The other note of caution worth sounding is the condemnation of the likes of Saville as sub-human and in every way ‘different from us’. It might be easier to distance ourselves than to admit that we might be more capable of evil acts than we like to admit. One only has to think about what seemingly decent German citizens went along with in Nazi Germany. Dehumanisation is what psychopaths manage, and many paedophiles. We all have an ability to dehumanise and make some people beneath contempt, normally those not in our in-group, whether of another class, ethnicity or culture. The poor, unemployed, drug addicts or those begging on the streets often evoke responses of disgust, as recent research has shown, with a brain area called the insula very central to such processes [7].

Whether we are all capable of having paedophilic urges is a more controversial issue. Freud would have argued that we do and that these are repressed and managed in most people. The neuroscientist David Eagleman [8] reported many extraordinary cases such as Alex, a normal man who suddenly was overtaken by paedophilic desires that he could not inhibit. In his case a tumour was discovered in his frontal lobe, and on removal his paedophilic urges disappeared. Eagleman suggests that maybe he, and any of us, might have such desires lurking in us, desires which are usually inhibited by our brain areas central to executive functioning. This is harder and more controversial territory, even the more so in that of course most active paedophiles have had horrendous lives and childhoods and have all too often been subject to abuse themselves. Their acts and fantasies tend to be very different from those of most of us.

Of course we all have the potential for two kinds of aggression, the ‘hot’ reactive anger, such as we see when threatened, and a more ‘cold’ ruthless kind that all predators activate when hunting their victims. These are needed traits and thankfully for most of us the cold aggressive tendencies are balanced by a more empathic and moral side. Not so in many psychopaths it seems.

My main point though is that while we do need to condemn what has happened, we also need to be able to be self-reflective and honest. We are all capable of being misled by charismatic people, and few of us are capable of believing that those near to us are capable of such inhuman acts. Maybe more importantly, it is very hard to acknowledge that we might also be capable of acts that are distasteful and that we all too quickly condemn in others.

 

[1]        Y. Gao and A. Raine, ‘Successful and unsuccessful psychopaths: A neurobiological model’, Behavioral sciences & the law, vol. 28, no. 2, pp. 194–210, 2010.
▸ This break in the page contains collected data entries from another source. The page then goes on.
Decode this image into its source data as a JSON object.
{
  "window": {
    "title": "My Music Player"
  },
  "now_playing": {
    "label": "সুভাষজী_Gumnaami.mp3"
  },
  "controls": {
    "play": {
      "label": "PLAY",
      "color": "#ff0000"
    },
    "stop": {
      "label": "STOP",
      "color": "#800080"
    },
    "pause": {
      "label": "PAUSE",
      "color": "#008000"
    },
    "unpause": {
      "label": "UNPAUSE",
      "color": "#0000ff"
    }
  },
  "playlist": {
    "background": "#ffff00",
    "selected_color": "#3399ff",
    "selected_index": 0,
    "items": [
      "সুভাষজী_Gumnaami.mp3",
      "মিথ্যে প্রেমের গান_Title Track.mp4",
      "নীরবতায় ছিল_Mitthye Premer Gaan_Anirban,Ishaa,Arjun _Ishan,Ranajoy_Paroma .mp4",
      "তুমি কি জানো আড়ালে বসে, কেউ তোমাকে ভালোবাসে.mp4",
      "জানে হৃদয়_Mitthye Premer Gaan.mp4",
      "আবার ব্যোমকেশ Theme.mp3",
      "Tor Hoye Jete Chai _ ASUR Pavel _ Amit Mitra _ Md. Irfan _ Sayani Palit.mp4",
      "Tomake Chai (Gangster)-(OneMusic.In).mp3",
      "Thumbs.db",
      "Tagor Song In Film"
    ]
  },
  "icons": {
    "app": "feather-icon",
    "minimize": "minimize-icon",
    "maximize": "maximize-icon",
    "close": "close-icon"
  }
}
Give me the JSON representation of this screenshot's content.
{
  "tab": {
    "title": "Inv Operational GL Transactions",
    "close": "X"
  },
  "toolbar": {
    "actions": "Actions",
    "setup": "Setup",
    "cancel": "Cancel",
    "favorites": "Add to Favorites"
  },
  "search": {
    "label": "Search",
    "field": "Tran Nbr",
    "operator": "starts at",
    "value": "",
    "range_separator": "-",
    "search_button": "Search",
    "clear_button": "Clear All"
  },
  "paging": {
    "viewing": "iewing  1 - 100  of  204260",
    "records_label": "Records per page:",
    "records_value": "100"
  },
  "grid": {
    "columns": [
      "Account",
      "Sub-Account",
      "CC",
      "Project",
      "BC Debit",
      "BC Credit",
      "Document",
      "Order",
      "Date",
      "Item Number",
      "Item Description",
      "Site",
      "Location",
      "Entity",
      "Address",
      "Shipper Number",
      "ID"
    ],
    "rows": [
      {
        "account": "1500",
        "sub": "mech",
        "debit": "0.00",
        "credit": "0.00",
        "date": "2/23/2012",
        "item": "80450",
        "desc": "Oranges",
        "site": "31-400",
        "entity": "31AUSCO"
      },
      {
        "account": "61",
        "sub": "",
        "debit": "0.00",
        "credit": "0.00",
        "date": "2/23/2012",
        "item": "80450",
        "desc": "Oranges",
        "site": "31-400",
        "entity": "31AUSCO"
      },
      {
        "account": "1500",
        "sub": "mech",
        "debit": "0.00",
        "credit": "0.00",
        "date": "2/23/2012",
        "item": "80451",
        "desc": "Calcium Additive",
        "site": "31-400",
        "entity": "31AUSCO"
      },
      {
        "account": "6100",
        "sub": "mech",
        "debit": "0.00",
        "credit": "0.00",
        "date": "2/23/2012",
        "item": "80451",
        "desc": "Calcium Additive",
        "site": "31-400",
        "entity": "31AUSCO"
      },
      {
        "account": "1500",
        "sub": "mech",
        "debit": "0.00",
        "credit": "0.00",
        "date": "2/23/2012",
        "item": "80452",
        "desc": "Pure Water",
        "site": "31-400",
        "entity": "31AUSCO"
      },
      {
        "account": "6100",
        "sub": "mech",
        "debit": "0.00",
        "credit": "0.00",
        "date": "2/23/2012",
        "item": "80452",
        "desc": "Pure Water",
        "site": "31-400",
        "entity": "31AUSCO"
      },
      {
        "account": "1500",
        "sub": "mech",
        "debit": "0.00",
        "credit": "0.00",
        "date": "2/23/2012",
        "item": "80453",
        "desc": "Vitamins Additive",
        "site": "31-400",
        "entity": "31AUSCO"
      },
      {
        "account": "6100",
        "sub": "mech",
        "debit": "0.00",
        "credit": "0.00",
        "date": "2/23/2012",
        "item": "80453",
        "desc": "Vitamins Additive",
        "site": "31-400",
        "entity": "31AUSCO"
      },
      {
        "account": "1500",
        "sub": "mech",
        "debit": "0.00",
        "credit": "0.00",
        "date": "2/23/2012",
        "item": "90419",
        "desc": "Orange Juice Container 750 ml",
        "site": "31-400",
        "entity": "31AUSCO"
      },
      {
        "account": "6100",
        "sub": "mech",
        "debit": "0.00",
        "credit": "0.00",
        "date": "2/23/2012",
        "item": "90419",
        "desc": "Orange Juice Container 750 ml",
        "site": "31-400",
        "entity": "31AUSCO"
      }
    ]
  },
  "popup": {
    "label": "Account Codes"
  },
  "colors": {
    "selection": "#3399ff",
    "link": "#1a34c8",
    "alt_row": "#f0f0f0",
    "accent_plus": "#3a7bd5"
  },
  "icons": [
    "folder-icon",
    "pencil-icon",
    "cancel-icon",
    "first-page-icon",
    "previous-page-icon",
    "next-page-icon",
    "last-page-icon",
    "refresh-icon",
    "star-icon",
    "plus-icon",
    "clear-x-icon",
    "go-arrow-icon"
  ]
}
[2]        C. Keysers, The Empathic Brain. Social Brain Press, 2011.

[3]        M. Stout, The Sociopath Next Door. Broadway Books (A Division of Bantam Doubleday Dell Publishing Group Inc), 2007.

[4]        R. D. Hare, Without Conscience: The Disturbing World of the Psychopaths Among Us, 1st ed. Guilford Press, 1999.

[5]        K. Dutton, The Wisdom of Psychopaths. London: Heineman, 2012.

[6]        A. A. Marsh and E. M. Cardinale, ‘Psychopathy and fear: Specific impairments in judging behaviors that frighten others.’, 2012.

[7]        L. T. Harris and S. T. Fiske, ‘Dehumanized perception: A psychological means to facilitate atrocities, torture, and genocide?’, Zeitschrift für Psychologie/Journal of Psychology, vol. 219, no. 3, p. 175, 2011.

[8]        D. Eagleman, Incognito: The Secret Lives of The Brain. Canongate Books Ltd, 2011.